Unlike stainless steel and aluminum, espresso machines that use copper/brass boilers and parts, such as Rocket, Rancilio, Quick Mill, Pasquini, LaPavoni and Francis Francis, not only act like a repellent to those grimy germs and retain heat longer, but they also are the most resistant to corrosion than any other metal.
However, even with it’s popularity in higher end machines, some users are still left worried about the lead content in brass boilers.
While lead is added to some brasses, most manufacturers plate brass with nickel, such as Rocket Espresso, preventing any lead from leaching into water, reducing corrosion and acting as a barrier between brass and water.
But taking extra care when it comes to lead in products, it was in October of 1999 that the California State Attorney General sued 13 key manufacturers and distributors over lead content, leading to the reduction of lead content to 1.5 percent from it’s original 2 to 3 percent in products sold within that state.
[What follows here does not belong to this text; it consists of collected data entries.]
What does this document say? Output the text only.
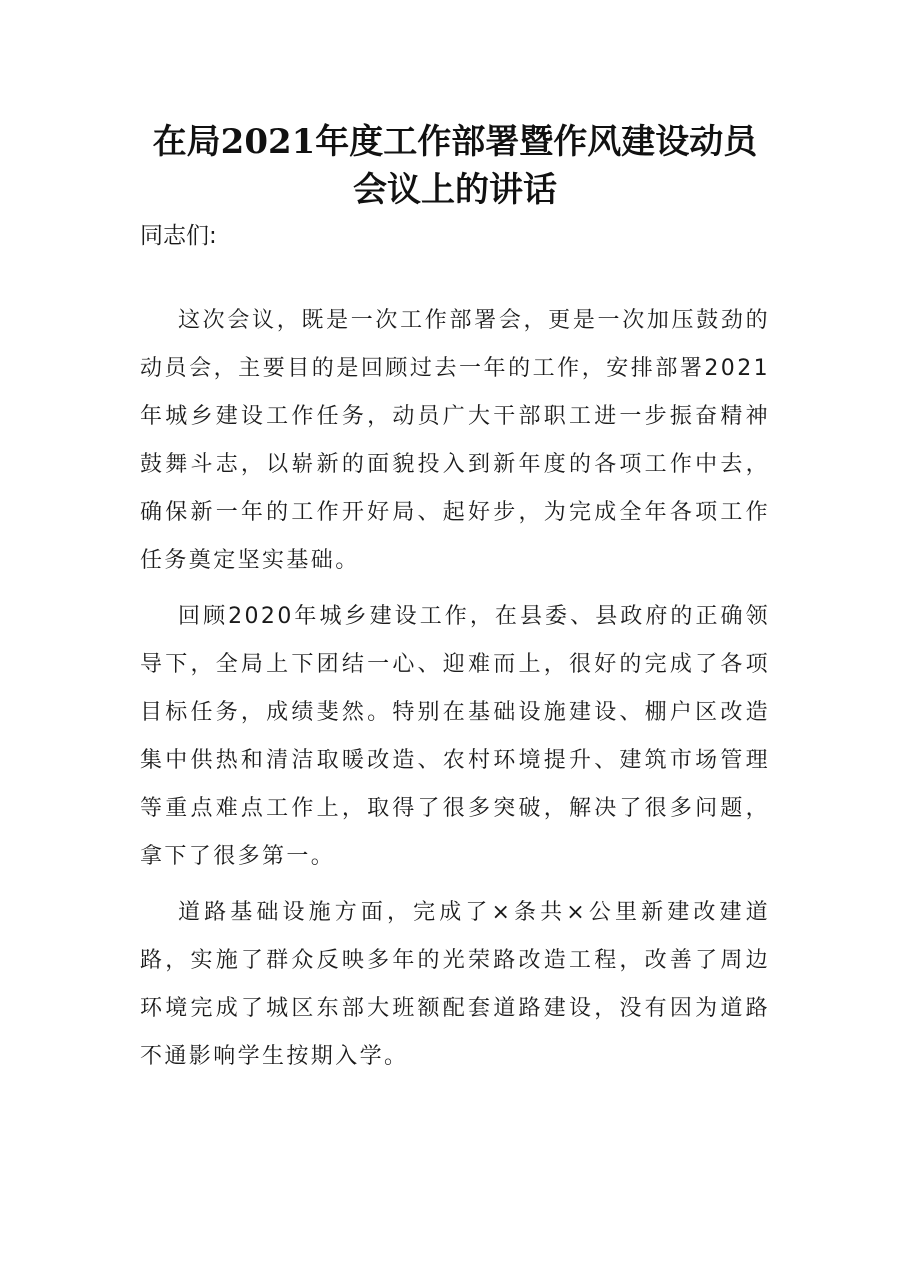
在局2021年度工作部署暨作风建设动员会议上的讲话

同志们:

这次会议，既是一次工作部署会，更是一次加压鼓劲的动员会，主要目的是回顾过去一年的工作，安排部署2021年城乡建设工作任务，动员广大干部职工进一步振奋精神鼓舞斗志，以崭新的面貌投入到新年度的各项工作中去，确保新一年的工作开好局、起好步，为完成全年各项工作任务奠定坚实基础。

回顾2020年城乡建设工作，在县委、县政府的正确领导下，全局上下团结一心、迎难而上，很好的完成了各项目标任务，成绩斐然。特别在基础设施建设、棚户区改造集中供热和清洁取暖改造、农村环境提升、建筑市场管理等重点难点工作上，取得了很多突破，解决了很多问题，拿下了很多第一。

道路基础设施方面，完成了×条共×公里新建改建道路，实施了群众反映多年的光荣路改造工程，改善了周边环境完成了城区东部大班额配套道路建设，没有因为道路不通影响学生按期入学。
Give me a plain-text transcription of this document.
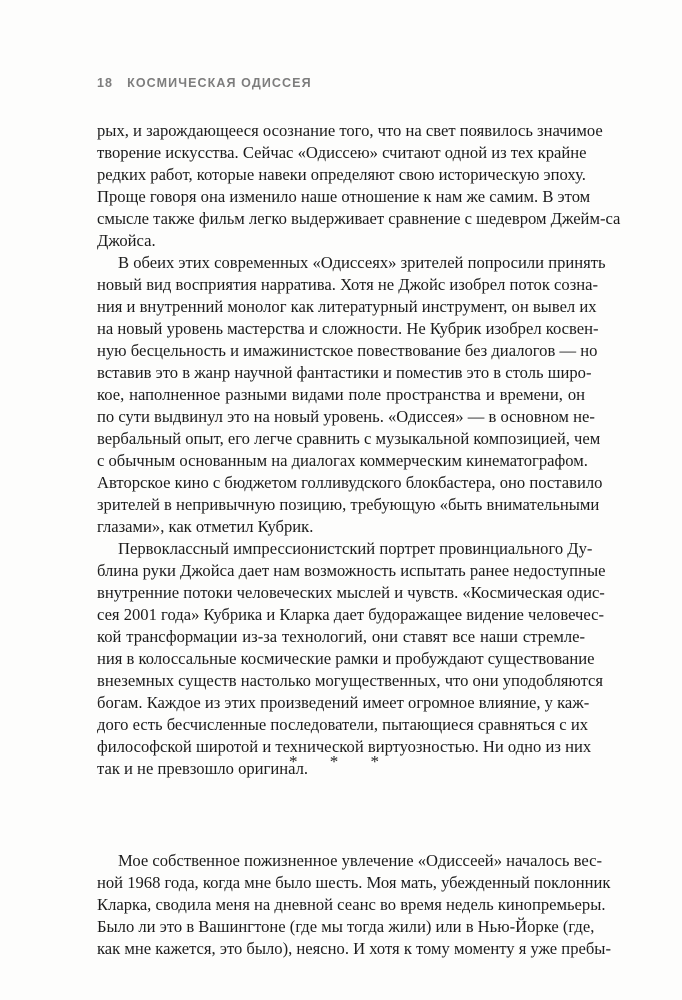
18 КОСМИЧЕСКАЯ ОДИССЕЯ
рых, и зарождающееся осознание того, что на свет появилось значимое
творение искусства. Сейчас «Одиссею» считают одной из тех крайне
редких работ, которые навеки определяют свою историческую эпоху.
Проще говоря она изменило наше отношение к нам же самим. В этом
смысле также фильм легко выдерживает сравнение с шедевром Джейм-са
Джойса.
В обеих этих современных «Одиссеях» зрителей попросили принять
новый вид восприятия нарратива. Хотя не Джойс изобрел поток созна-
ния и внутренний монолог как литературный инструмент, он вывел их
на новый уровень мастерства и сложности. Не Кубрик изобрел косвен-
ную бесцельность и имажинистское повествование без диалогов — но
вставив это в жанр научной фантастики и поместив это в столь широ-
кое, наполненное разными видами поле пространства и времени, он
по сути выдвинул это на новый уровень. «Одиссея» — в основном не-
вербальный опыт, его легче сравнить с музыкальной композицией, чем
с обычным основанным на диалогах коммерческим кинематографом.
Авторское кино с бюджетом голливудского блокбастера, оно поставило
зрителей в непривычную позицию, требующую «быть внимательными
глазами», как отметил Кубрик.
Первоклассный импрессионистский портрет провинциального Ду-
блина руки Джойса дает нам возможность испытать ранее недоступные
внутренние потоки человеческих мыслей и чувств. «Космическая одис-
сея 2001 года» Кубрика и Кларка дает будоражащее видение человечес-
кой трансформации из-за технологий, они ставят все наши стремле-
ния в колоссальные космические рамки и пробуждают существование
внеземных существ настолько могущественных, что они уподобляются
богам. Каждое из этих произведений имеет огромное влияние, у каж-
дого есть бесчисленные последователи, пытающиеся сравняться с их
философской широтой и технической виртуозностью. Ни одно из них
так и не превзошло оригинал.
Мое собственное пожизненное увлечение «Одиссеей» началось вес-
ной 1968 года, когда мне было шесть. Моя мать, убежденный поклонник
Кларка, сводила меня на дневной сеанс во время недель кинопремьеры.
Было ли это в Вашингтоне (где мы тогда жили) или в Нью-Йорке (где,
как мне кажется, это было), неясно. И хотя к тому моменту я уже пребы-
* * *
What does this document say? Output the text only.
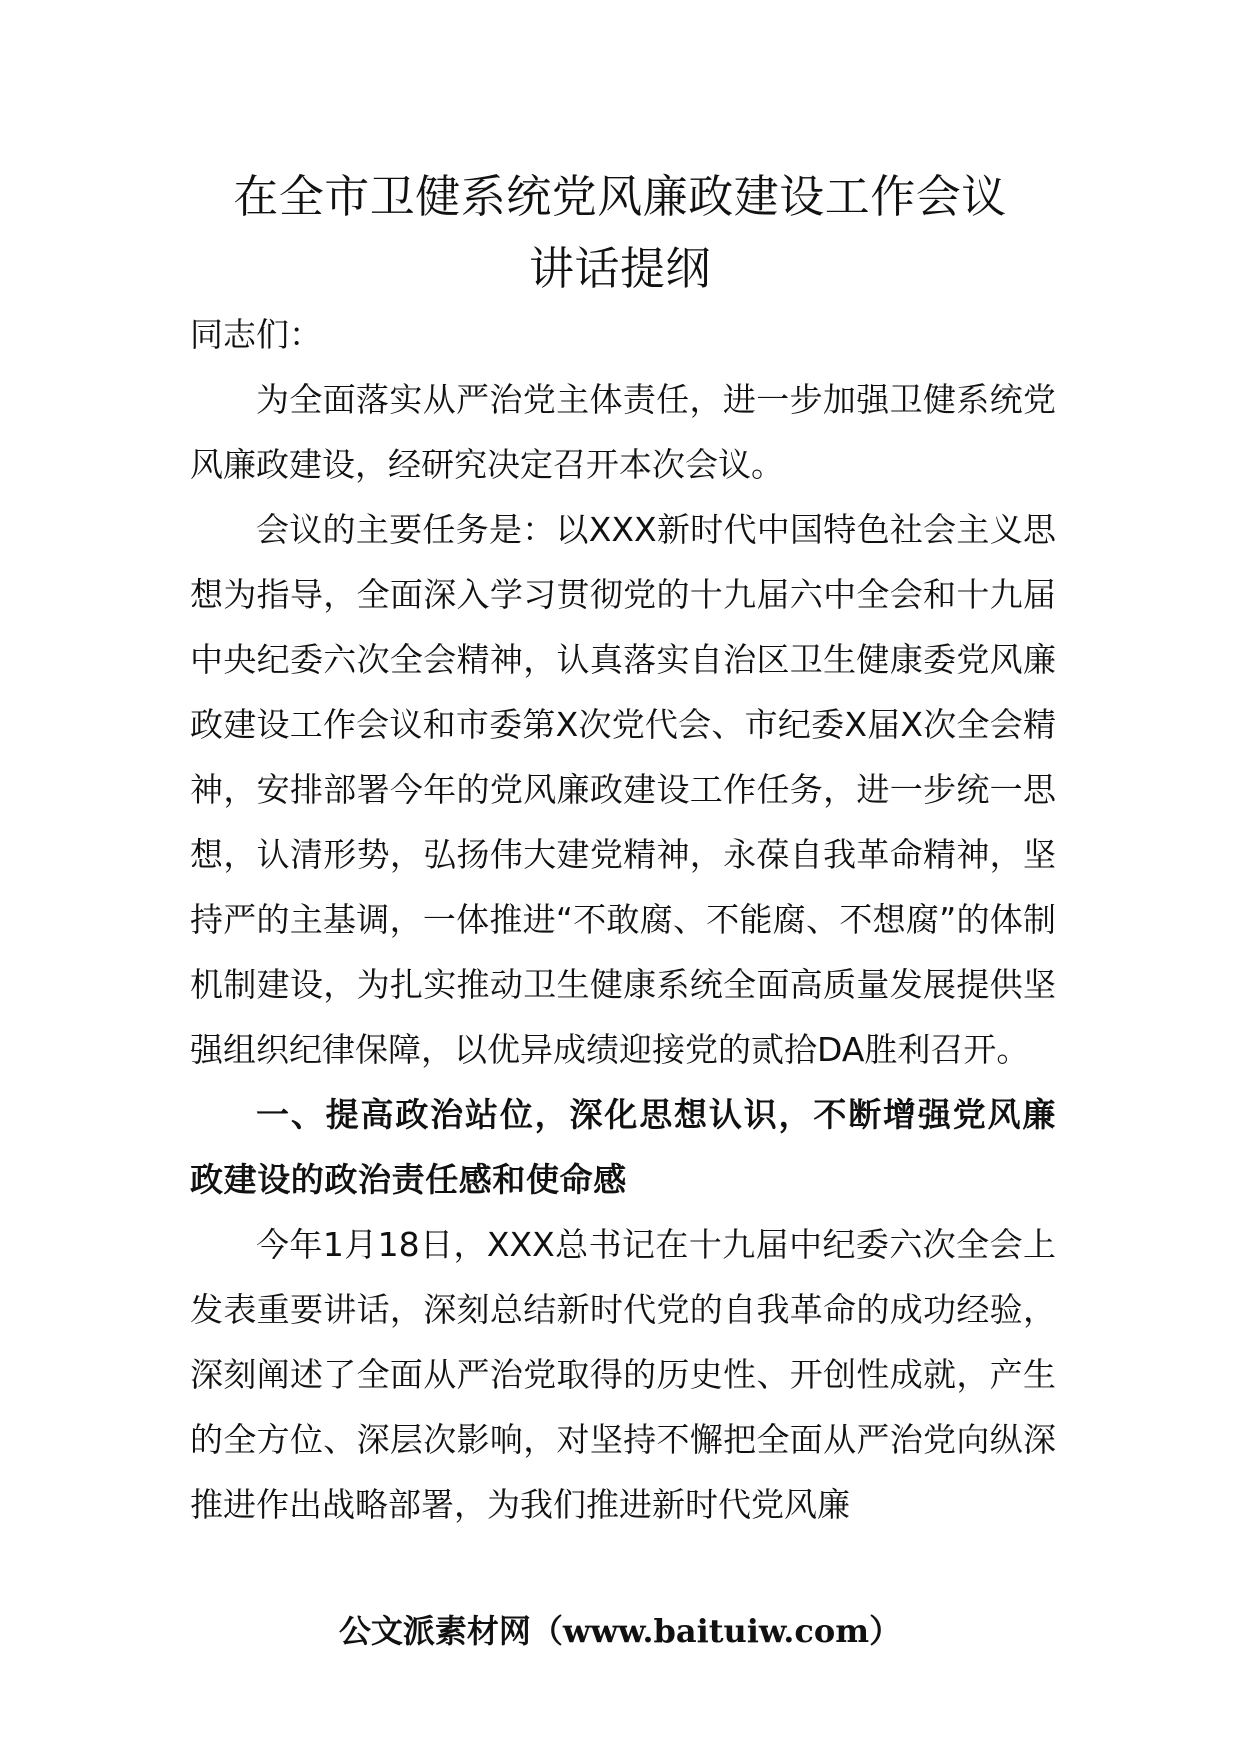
在全市卫健系统党风廉政建设工作会议
讲话提纲

同志们：

为全面落实从严治党主体责任，进一步加强卫健系统党风廉政建设，经研究决定召开本次会议。

会议的主要任务是：以XXX新时代中国特色社会主义思想为指导，全面深入学习贯彻党的十九届六中全会和十九届中央纪委六次全会精神，认真落实自治区卫生健康委党风廉政建设工作会议和市委第X次党代会、市纪委X届X次全会精神，安排部署今年的党风廉政建设工作任务，进一步统一思想，认清形势，弘扬伟大建党精神，永葆自我革命精神，坚持严的主基调，一体推进“不敢腐、不能腐、不想腐”的体制机制建设，为扎实推动卫生健康系统全面高质量发展提供坚强组织纪律保障，以优异成绩迎接党的贰拾DA胜利召开。

一、提高政治站位，深化思想认识，不断增强党风廉政建设的政治责任感和使命感

今年1月18日，XXX总书记在十九届中纪委六次全会上发表重要讲话，深刻总结新时代党的自我革命的成功经验，深刻阐述了全面从严治党取得的历史性、开创性成就，产生的全方位、深层次影响，对坚持不懈把全面从严治党向纵深推进作出战略部署，为我们推进新时代党风廉

公文派素材网（www.baituiw.com）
Following this action manufacturers were asked to reduce lead or to follow the requirement to warn consumers about lead content even if it didn’t have the ability to leach into materials such as water.
Hopefully this trend will catch up to the rest of the 49 states in the U.S. but for now, whether you choose a machine with aluminum, stainless steel or brass, taking precaution is key but knowing how your machine works and what it reacts well with will also keep you happy, healthy and caffeinated.